Et ce sujet semble avoir conduit l’auteur à des déclarations des plus générales, parfois approximatives, voire même incorrectes. Il est injuste de parler de «la constitution de l’antisémitisme politique européen de Drumont à Ernest Renan» (p 15). Page 57, l’auteur porte un jugement injuste sur l’Histoire générale des langues sémitiques , concluant son propos ainsi : telle est la manière de Renan : une passion froide… Oui encore p 58 où elle écrit que le succès de Drumont est incompréhensible sans l’œuvre de Renan. Si seulement elle avait lu la correspondance entre Renan et de Joseph comte de Gobineau, elle aurait aussitôt découvert que l’auteur des Souvenirs d’enfance et de jeunesse s’est constamment tenu éloigné de cet écrivain qui tenta d’utiliser son amitié avec Cornélie Scheffer pour approcher son célèbre mari.

On lit aussi des appréciations incertaines sur le statut des Juifs depuis l’Antiquité ; on dispose depuis quelque temps de deux excellents ouvrages de Peter Schäfer, La judéophobie : attitudes à l’égard des juifs dans le monde antique dans le monde antique (Cerf, 2003) et surtout du livre de Martin Goodman, Rome et Jérusalem, le choc des civilisations (Perrin).

Le contraste établi (p 21) entre le judaïsme et le christianisme laisse un peu perplexe.
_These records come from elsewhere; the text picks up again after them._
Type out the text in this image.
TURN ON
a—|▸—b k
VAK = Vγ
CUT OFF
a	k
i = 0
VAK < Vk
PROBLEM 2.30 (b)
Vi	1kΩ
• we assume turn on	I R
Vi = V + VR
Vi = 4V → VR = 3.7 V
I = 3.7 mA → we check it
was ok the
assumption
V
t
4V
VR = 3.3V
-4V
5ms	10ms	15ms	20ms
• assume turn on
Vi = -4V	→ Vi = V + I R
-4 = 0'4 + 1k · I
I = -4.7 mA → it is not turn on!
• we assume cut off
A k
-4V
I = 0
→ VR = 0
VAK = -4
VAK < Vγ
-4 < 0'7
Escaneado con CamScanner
Il en est de même de la différence supposée entre (page 22 et repris page 48) la judéité et la judaïté. Par contre, l’auteur met le doigt sur une spécificité juive : au regard de la loi rabbinique, on continue d’être considéré comme juif même si l’on s’est officiellement détaché du judaïsme. Evidemment, cela nous ramène vers les déclarations à la fois ambiguës et contradictoires de Freud qui est considéré ici comme une référence quasi absolue : ce grand homme n’aurait jamais débité la moindre bêtise ou parole insensé que quelque sujet que ce soit ? En l’occurrence sur le judaïsme qui se confond ici, de manière incompréhensible à mes yeux, avec la question juive (Judenfrage)…
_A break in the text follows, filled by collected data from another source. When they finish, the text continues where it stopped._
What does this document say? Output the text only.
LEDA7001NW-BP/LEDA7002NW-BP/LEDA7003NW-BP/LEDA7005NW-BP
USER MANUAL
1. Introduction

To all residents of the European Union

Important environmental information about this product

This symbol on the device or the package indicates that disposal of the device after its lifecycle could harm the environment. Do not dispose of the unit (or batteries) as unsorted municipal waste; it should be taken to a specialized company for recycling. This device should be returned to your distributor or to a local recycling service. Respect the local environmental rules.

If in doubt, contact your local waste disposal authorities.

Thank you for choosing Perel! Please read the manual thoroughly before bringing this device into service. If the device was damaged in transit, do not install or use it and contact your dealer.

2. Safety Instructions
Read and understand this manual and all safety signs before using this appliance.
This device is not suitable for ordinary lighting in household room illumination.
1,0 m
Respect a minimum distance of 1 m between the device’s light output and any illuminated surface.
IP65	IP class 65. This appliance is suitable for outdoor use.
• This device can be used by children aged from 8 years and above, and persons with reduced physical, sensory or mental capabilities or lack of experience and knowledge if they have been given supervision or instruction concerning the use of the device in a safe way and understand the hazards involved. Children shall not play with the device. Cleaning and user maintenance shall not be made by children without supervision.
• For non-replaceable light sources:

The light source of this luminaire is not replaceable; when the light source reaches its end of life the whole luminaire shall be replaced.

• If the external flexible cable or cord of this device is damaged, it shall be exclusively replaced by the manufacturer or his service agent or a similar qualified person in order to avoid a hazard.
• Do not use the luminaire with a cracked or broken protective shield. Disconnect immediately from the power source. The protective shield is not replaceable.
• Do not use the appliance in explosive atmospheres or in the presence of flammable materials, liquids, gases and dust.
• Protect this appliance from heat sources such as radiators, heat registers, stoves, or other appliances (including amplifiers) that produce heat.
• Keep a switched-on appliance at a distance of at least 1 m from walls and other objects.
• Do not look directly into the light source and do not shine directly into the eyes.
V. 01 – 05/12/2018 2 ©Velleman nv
Mais revenons à l’adage rabbinique si admirablement analysé dans un article écrasant d’érudition du regretté Jacob Katz, af al pi shé hata israël hou (même s’il a commis un péché [le plus grave : celui de l’apostasie] il est Israël (juif)… Cette disposition fut dictée aux rabbins par les conditions socio-politiques des juifs qui pouvaient parfois effectuer un retour sincère au judaïsme après l’avoir momentanément quitté, de gré ou de force. Mais il y a aussi le cas des marranes.

En revanche, on est nettement mieux partagé lorsque l’auteur s’interroge (p. 93) sur l’essence d’une nation juive : qu’est-ce qu’une nation une nation sans frontières ? Qu’est ce qu’un peuple sans territoire ? Comme parler d’une nation juive alors que ses composantes sont des citoyens de tant d’autres nationalités ?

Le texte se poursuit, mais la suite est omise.